Viola forms a thematic trilogy with his first two films, The Stolen Man and They All Lie, telling a set of interlocking stories using the same group of actresses.

Sum up your Berlinale film.

Make me a willow cabin at your gate/And call upon my soul within the house/Write loyal cantons of contemned love/And sing them loud even in the dead of night/Halloo your name to the reverberate hills/And make the babbling gossip of the air/Cry out ‘Olivia!’

What was your original trigger?

The actresses, the crew, a theatre play we did together in 2010, my departure to New York from living in Buenos Aires: “When will I be able to shoot again!?”

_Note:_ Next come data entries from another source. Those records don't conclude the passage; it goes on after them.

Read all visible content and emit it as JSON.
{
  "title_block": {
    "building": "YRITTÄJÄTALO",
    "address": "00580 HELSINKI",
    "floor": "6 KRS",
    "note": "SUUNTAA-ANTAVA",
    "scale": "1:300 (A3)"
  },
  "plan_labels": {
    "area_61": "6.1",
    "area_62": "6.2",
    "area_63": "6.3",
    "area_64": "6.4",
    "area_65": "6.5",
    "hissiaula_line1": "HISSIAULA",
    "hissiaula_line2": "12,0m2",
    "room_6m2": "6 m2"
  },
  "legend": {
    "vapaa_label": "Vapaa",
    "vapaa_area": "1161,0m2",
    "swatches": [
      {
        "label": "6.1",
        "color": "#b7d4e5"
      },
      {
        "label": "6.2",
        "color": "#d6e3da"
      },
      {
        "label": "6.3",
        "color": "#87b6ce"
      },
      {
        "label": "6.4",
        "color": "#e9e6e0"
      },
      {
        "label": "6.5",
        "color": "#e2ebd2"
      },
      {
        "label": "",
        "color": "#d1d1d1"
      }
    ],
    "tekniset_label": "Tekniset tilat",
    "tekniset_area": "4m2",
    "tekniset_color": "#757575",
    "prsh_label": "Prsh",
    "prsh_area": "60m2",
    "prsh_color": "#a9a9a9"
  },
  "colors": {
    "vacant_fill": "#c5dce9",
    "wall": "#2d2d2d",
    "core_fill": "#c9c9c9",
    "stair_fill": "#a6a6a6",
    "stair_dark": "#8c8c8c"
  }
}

An alternative title for your film?

Shakespearead no. 2.

Your favourite scene in the film?

I like the scene where the actresses are rehearsing and they repeat the text as if it was a magic love spell. I enjoy seeing the actresses in that resistance match while appreciating a text that may still speak to us.

Why do you make films? 

I enjoy what it implies: meeting with certain friends, organising around a camera and a mic.

If you didn’t, what would you do?

I would have been a mathematician.

Define a good film.

Hard and personal. You can feel it when it is.

Worst compliment/best insult? 

“I was left outside”/“Me quedé afuera”

Your gravestone will say:

Come and get it.

Most irritating trend in current cinema?

I don’t enjoy speculative, pompous, expensive, stupid, affirmative, judgmental, airless, academic films.

Best film you’ve seen recently?

Gebo et l’ombre, by Manoel de Oliveira, Leviathan by V. Paravel and L. Castaing-Taylor, Tabu by Miguel Gomes, In Another Country by Hong Sang-Soo, San Diego Surf by Andy Warhol and Neighbouring Sounds by Kleber Mendonça Filho, among others.

What are you looking forward to during the Berlinale?

Meeting my friend Alejo F. who has been living in Berlin for a year. And also making one new good friend. But sometime it is not that a good idea to meet people. Too many things in the middle, too much awkwardness.